Never did I hear such pathos in a human voice. There was no bitterness, no anger, no suggestion of vengeance in her voice, but there was pathos, deep unutterable pathos.

"'E was a deear, deear boy," she went on. "No better boy ever stepped in shoe leather. 'Is father were ter'ble against 'is goin' as a sojer, but 'e would go, and now 'e is dead."
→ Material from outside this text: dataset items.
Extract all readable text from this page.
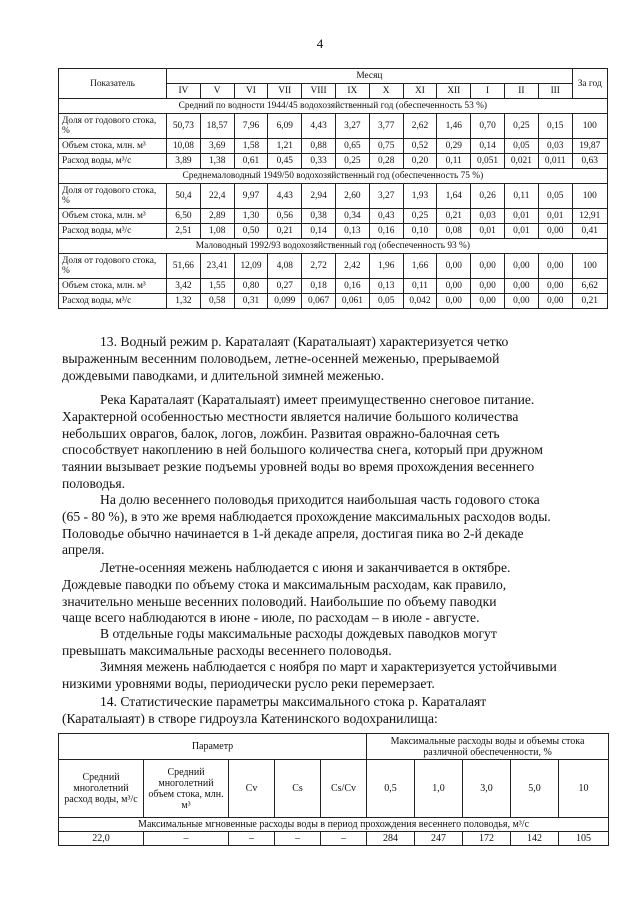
4
Показатель	Месяц												За год
	IV	V	VI	VII	VIII	IX	X	XI	XII	I	II	III	
Средний по водности 1944/45 водохозяйственный год (обеспеченность 53 %)													
Доля от годового стока, %	50,73	18,57	7,96	6,09	4,43	3,27	3,77	2,62	1,46	0,70	0,25	0,15	100
Объем стока, млн. м³	10,08	3,69	1,58	1,21	0,88	0,65	0,75	0,52	0,29	0,14	0,05	0,03	19,87
Расход воды, м³/с	3,89	1,38	0,61	0,45	0,33	0,25	0,28	0,20	0,11	0,051	0,021	0,011	0,63
Среднемаловодный 1949/50 водохозяйственный год (обеспеченность 75 %)													
Доля от годового стока, %	50,4	22,4	9,97	4,43	2,94	2,60	3,27	1,93	1,64	0,26	0,11	0,05	100
Объем стока, млн. м³	6,50	2,89	1,30	0,56	0,38	0,34	0,43	0,25	0,21	0,03	0,01	0,01	12,91
Расход воды, м³/с	2,51	1,08	0,50	0,21	0,14	0,13	0,16	0,10	0,08	0,01	0,01	0,00	0,41
Маловодный 1992/93 водохозяйственный год (обеспеченность 93 %)													
Доля от годового стока, %	51,66	23,41	12,09	4,08	2,72	2,42	1,96	1,66	0,00	0,00	0,00	0,00	100
Объем стока, млн. м³	3,42	1,55	0,80	0,27	0,18	0,16	0,13	0,11	0,00	0,00	0,00	0,00	6,62
Расход воды, м³/с	1,32	0,58	0,31	0,099	0,067	0,061	0,05	0,042	0,00	0,00	0,00	0,00	0,21
13. Водный режим р. Караталаят (Караталыаят) характеризуется четко
выраженным весенним половодьем, летне-осенней меженью, прерываемой
дождевыми паводками, и длительной зимней меженью.
Река Караталаят (Караталыаят) имеет преимущественно снеговое питание.
Характерной особенностью местности является наличие большого количества
небольших оврагов, балок, логов, ложбин. Развитая овражно-балочная сеть
способствует накоплению в ней большого количества снега, который при дружном
таянии вызывает резкие подъемы уровней воды во время прохождения весеннего
половодья.
На долю весеннего половодья приходится наибольшая часть годового стока
(65 - 80 %), в это же время наблюдается прохождение максимальных расходов воды.
Половодье обычно начинается в 1-й декаде апреля, достигая пика во 2-й декаде
апреля.
Летне-осенняя межень наблюдается с июня и заканчивается в октябре.
Дождевые паводки по объему стока и максимальным расходам, как правило,
значительно меньше весенних половодий. Наибольшие по объему паводки
чаще всего наблюдаются в июне - июле, по расходам – в июле - августе.
В отдельные годы максимальные расходы дождевых паводков могут
превышать максимальные расходы весеннего половодья.
Зимняя межень наблюдается с ноября по март и характеризуется устойчивыми
низкими уровнями воды, периодически русло реки перемерзает.
14. Статистические параметры максимального стока р. Караталаят
(Караталыаят) в створе гидроузла Катенинского водохранилища:
Параметр					Максимальные расходы воды и объемы стока различной обеспеченности, %				
Средний многолетний расход воды, м³/с	Средний многолетний объем стока, млн. м³	Cv	Cs	Cs/Cv	0,5	1,0	3,0	5,0	10
Максимальные мгновенные расходы воды в период прохождения весеннего половодья, м³/с									
22,0	–	–	–	–	284	247	172	142	105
What could I say? What comfort could I give to this poor bruised, breaking heart? Never did I realize, as I did at that moment, how vain and futile was the learning of men when brought face to face with sorrow and loss. I did not feel it so much when the Vicar had come to me that morning. At the back of my mind I had felt that he, the Vicar of the parish, ought to have had means whereby he could obtain comfort. He was supposed to be the spiritual head of the parish, and professed to believe in shibboleths of Christianity; but everything was different in relation to this poor cottage woman. I felt that I, who had spent years at a seat of learning, who had pored over musty law-books and professed to know something of the ways of men, should have something to say, some message of hope to give her; but I had nothing.